I read and wrote till 11 a.m. and drove to Beit-Chabab. I did not find aunt Montaha. I dropped off three books at the local library and walked to visit my cousin Joseph Ghoussoub. I visited my aunt Theresa on my back home.

Victor dropped off Adrea home and resumed driving toward the supermarket Spinneys and returned around 4 o’clock.

I helped niece Adrea carry a few groceries. Joanna showed me the area where the gifts are stacked in a corner of the dining room in her grand-mom apartment.

I counted about 36 wrapped gifts and it seems that Yuhanna (Joanna’s beau) contributed about 5 gifts and helped Joanna last evening in wrapping gifts before they went out together.

I had lunch with mom because dad had already eaten, and Cedric and Adrea were eating in front of the TV screen.

I had a siesta from 2 to 4 p.m. Mom was exhausted and had a sponge bath.  I picked up the dried clothes off the lines and went to my study room in the lower floor.

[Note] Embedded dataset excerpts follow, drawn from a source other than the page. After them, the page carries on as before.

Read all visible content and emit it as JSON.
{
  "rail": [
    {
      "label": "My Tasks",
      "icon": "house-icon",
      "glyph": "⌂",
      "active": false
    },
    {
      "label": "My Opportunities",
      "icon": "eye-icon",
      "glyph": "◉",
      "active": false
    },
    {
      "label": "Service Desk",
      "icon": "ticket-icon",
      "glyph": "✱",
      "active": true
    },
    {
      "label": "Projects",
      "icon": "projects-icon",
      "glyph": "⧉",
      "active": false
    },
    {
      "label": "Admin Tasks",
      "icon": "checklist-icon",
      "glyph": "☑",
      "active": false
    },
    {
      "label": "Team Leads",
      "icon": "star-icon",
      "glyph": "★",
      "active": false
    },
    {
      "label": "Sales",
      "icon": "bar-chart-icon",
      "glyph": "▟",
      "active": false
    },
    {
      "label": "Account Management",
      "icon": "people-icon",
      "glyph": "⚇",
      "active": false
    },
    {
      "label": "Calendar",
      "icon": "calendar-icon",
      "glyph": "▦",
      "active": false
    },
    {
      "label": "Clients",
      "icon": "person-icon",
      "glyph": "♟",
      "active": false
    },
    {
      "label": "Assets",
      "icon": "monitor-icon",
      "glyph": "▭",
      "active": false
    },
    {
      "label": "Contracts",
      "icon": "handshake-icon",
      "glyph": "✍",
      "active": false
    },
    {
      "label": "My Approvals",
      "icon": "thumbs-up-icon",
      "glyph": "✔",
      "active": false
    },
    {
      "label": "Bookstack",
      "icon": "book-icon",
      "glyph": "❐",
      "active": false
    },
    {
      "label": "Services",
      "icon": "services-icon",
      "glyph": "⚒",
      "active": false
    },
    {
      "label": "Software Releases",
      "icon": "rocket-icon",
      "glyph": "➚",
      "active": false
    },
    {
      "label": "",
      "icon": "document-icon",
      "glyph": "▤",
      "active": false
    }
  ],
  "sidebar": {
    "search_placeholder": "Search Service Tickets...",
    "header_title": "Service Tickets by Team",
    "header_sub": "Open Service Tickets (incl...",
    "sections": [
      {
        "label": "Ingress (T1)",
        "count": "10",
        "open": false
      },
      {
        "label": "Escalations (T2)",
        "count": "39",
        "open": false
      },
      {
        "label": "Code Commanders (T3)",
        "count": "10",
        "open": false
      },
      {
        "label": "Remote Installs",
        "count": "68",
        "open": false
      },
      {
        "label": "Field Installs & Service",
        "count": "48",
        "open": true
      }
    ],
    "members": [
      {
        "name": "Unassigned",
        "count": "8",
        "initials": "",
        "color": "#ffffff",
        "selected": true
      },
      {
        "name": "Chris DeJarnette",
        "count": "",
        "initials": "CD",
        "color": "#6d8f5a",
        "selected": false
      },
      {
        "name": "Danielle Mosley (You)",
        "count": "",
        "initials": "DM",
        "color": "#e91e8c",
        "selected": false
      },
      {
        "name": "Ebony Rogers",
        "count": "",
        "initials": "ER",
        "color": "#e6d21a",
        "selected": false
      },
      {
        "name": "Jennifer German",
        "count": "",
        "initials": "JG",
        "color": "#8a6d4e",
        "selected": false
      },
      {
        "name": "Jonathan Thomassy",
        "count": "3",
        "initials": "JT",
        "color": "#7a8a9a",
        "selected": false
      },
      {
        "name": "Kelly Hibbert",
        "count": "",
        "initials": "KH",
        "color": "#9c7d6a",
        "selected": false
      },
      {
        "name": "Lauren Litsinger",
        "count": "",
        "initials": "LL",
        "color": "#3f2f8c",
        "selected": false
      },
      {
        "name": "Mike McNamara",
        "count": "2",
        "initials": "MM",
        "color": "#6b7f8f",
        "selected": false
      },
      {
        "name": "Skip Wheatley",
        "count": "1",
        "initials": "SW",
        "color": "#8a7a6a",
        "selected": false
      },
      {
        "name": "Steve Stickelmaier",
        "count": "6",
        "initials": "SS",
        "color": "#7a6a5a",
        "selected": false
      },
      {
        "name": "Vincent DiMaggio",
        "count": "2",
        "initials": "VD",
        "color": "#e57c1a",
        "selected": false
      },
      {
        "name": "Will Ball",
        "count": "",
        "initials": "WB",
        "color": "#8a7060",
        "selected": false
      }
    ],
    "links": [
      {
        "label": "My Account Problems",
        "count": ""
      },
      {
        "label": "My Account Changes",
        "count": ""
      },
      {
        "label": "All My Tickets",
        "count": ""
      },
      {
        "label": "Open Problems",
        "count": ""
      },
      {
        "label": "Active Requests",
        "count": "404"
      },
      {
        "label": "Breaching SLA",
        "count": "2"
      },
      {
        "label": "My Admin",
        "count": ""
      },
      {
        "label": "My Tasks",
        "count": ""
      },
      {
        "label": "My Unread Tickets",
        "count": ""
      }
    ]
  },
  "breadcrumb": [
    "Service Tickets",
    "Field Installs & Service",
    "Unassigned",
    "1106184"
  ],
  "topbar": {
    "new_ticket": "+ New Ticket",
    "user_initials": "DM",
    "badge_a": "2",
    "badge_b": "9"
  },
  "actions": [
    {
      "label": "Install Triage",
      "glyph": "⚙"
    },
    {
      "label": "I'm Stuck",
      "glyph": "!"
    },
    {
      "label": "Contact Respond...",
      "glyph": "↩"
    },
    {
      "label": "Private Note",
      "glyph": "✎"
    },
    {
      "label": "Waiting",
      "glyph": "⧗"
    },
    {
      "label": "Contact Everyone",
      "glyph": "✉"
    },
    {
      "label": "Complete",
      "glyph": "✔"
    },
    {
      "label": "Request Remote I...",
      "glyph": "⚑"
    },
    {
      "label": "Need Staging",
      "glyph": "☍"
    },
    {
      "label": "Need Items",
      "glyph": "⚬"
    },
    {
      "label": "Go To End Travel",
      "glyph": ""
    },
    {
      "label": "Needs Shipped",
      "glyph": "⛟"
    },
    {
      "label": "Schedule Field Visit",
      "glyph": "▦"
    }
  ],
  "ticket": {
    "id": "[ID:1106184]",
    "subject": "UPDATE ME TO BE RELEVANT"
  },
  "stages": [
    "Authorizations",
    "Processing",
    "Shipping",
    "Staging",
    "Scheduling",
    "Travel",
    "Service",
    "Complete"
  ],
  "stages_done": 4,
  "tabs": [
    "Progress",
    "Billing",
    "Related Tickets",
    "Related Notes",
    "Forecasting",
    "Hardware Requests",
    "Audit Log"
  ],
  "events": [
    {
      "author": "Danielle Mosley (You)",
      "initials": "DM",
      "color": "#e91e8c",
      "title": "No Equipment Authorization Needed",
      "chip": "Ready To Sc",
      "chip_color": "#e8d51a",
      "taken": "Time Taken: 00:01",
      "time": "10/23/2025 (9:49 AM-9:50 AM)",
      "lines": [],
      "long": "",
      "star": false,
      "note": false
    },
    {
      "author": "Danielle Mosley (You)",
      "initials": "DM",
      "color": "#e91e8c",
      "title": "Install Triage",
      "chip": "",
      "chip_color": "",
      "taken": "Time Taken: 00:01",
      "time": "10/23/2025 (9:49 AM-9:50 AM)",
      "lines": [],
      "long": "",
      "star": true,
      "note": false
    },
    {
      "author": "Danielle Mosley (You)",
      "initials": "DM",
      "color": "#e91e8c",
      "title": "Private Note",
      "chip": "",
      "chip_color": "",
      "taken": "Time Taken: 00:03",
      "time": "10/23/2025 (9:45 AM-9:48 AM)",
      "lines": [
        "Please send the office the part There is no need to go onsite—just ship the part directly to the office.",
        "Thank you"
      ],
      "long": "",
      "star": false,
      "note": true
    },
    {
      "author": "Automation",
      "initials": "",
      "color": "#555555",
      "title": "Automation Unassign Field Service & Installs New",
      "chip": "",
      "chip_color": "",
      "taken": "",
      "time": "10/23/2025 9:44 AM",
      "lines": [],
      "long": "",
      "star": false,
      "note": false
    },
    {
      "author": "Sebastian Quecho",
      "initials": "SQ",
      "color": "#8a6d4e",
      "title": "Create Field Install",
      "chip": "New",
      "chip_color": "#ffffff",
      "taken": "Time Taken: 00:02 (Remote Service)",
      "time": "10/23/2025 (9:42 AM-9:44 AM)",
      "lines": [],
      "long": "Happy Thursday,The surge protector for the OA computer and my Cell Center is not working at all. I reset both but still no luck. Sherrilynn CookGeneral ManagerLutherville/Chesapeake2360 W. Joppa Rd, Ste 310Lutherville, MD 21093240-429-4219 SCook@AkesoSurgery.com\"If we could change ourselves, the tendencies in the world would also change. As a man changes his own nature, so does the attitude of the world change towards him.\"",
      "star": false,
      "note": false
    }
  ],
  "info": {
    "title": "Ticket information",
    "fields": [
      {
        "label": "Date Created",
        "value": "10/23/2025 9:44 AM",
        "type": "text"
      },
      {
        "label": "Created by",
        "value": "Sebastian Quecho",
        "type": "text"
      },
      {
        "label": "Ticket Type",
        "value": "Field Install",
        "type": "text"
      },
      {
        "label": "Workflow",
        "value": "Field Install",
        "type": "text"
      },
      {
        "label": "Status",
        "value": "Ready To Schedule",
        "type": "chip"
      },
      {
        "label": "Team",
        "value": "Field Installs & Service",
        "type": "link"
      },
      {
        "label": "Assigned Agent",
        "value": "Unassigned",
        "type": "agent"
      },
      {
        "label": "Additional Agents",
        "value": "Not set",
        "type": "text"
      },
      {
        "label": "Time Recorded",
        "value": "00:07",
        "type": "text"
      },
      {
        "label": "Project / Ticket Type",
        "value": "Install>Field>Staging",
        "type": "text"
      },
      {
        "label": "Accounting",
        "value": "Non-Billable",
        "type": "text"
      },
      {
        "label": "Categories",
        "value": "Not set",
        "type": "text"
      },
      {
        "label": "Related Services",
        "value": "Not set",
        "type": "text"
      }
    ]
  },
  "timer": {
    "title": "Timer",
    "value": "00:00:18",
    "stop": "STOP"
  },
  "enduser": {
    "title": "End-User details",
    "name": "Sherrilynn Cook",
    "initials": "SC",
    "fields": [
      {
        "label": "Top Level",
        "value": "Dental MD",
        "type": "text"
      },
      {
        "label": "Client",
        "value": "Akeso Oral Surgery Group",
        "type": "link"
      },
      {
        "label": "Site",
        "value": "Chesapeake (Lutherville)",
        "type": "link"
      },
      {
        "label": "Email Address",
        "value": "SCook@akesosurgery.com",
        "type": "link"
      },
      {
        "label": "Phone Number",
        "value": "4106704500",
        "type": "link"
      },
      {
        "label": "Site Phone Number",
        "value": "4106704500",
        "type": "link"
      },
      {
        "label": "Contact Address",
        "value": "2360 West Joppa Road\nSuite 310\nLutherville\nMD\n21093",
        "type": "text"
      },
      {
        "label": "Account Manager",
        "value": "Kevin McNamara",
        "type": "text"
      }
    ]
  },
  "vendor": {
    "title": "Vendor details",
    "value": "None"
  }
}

Adrea asked me whether I saw Joanna and she checked William’s bed because Joanna sometimes slept there for total privacy.

Mom is at my sister Raymonde’s on the third floor, helping her put the last touch for this evening dinner.

Ethiopia, backed by the USA, started the war against the Somali Islamists who are supported by Sudan and Eritrea.  They found another 46 unidentified bodies in Iraq and half a dozen US soldiers were dead and injured yesterday.

Italy’s Brodi PM is in Lebanon and had visited his troops (the UNIFIL) in the south within the multinational forces.

I would like to spend my night at the Downtown where the opposition has erected 1,500 tents and four huge tents complete with all the amenities; each one of the large tents can accommodate 2,000 persons; a midnight mass will be held at St George’s cathedral there.

Joanna and Yuhanna had left around noon and spent 7 hours walking City Mall for a last spree of buying.

Ashley did her hair and dyed it and left about 2 p.m. with Cedric carrying a box of cake.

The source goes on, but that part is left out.